ところがマユハが10歳の時、祖父が亡くなった。
彼の葬儀をきっかけに、何年も前に村を出ていたボーデンが舞い戻って来てしまったのだ。
畑には一切出ず、ケンカ、賭け事、飲酒に明け暮れるボーデンを祖母はたしなめた。
だが、野良仕事を嫌っていたボーデンが応じるはずもない。
小遣いをせびり、迷惑をかけるだけのごくつぶしを祖母はとうとう見限った。
彼女は財産のほとんどをトルノに譲ってしまい、ボーデンにはわずかな果樹園しか渡さなかったのだ。
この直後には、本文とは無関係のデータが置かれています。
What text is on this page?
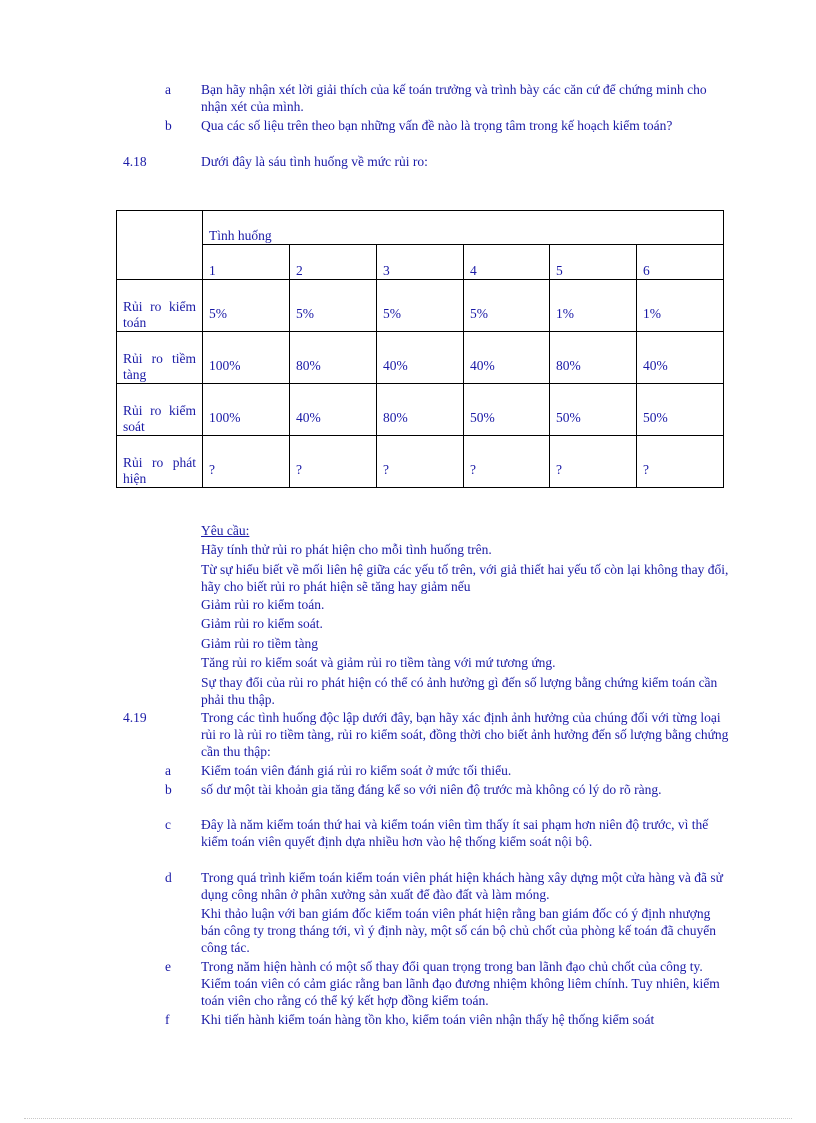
a Bạn hãy nhận xét lời giải thích của kế toán trưởng và trình bày các căn cứ để chứng minh cho nhận xét của mình.
b Qua các số liệu trên theo bạn những vấn đề nào là trọng tâm trong kế hoạch kiểm toán?
4.18	Dưới đây là sáu tình huống về mức rủi ro:
	Tình huống					
	1	2	3	4	5	6
Rủi ro kiểm toán	5%	5%	5%	5%	1%	1%
Rủi ro tiềm tàng	100%	80%	40%	40%	80%	40%
Rủi ro kiểm soát	100%	40%	80%	50%	50%	50%
Rủi ro phát hiện	?	?	?	?	?	?
Yêu cầu:
Hãy tính thử rủi ro phát hiện cho mỗi tình huống trên.
Từ sự hiểu biết về mối liên hệ giữa các yếu tố trên, với giả thiết hai yếu tố còn lại không thay đổi, hãy cho biết rủi ro phát hiện sẽ tăng hay giảm nếu
Giảm rủi ro kiểm toán.
Giảm rủi ro kiểm soát.
Giảm rủi ro tiềm tàng
Tăng rủi ro kiểm soát và giảm rủi ro tiềm tàng với mứ tương ứng.
Sự thay đổi của rủi ro phát hiện có thể có ảnh hưởng gì đến số lượng bằng chứng kiểm toán cần phải thu thập.
4.19	Trong các tình huống độc lập dưới đây, bạn hãy xác định ảnh hưởng của chúng đối với từng loại rủi ro là rủi ro tiềm tàng, rủi ro kiểm soát, đồng thời cho biết ảnh hưởng đến số lượng bằng chứng cần thu thập:
a Kiểm toán viên đánh giá rủi ro kiểm soát ở mức tối thiểu.
b số dư một tài khoản gia tăng đáng kể so với niên độ trước mà không có lý do rõ ràng.
c Đây là năm kiểm toán thứ hai và kiểm toán viên tìm thấy ít sai phạm hơn niên độ trước, vì thế kiểm toán viên quyết định dựa nhiều hơn vào hệ thống kiểm soát nội bộ.
d Trong quá trình kiểm toán kiểm toán viên phát hiện khách hàng xây dựng một cửa hàng và đã sử dụng công nhân ở phân xưởng sản xuất để đào đất và làm móng.
Khi thảo luận với ban giám đốc kiểm toán viên phát hiện rằng ban giám đốc có ý định nhượng bán công ty trong tháng tới, vì ý định này, một số cán bộ chủ chốt của phòng kế toán đã chuyển công tác.
e Trong năm hiện hành có một số thay đổi quan trọng trong ban lãnh đạo chủ chốt của công ty. Kiểm toán viên có cảm giác rằng ban lãnh đạo đương nhiệm không liêm chính. Tuy nhiên, kiểm toán viên cho rằng có thể ký kết hợp đồng kiểm toán.
f Khi tiến hành kiểm toán hàng tồn kho, kiểm toán viên nhận thấy hệ thống kiểm soát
ボーデンは怒り、ついで懇願したが、決定はくつがえらなかった。
2年後、祖母が亡くなるとトルノはボーデンを露骨に馬鹿にし、邪魔者扱いするようになった。
愚鈍な分、トルノの嫌味はしつこかった。
もともと目端が効き、自分勝手なボーデンにトルノはコンプレックスを持っていたらしい。
立場が逆転して、親の目もなくなると意趣返しに歯止めが効かなくなった。
毎日、同じ皮肉を言われ馬鹿にされるのは、誰にとっても耐えがたいものだ。
しかし、腕力ではトルノにかなわない。
おまけにボーデンにはもはや家を出て行くだけの金もない。
果樹園を真面目に世話すれば収入を得られただろうが、それができるならこうなっていなかった。
結果、恨みの矛先は娘へ向けられてしまったのだ。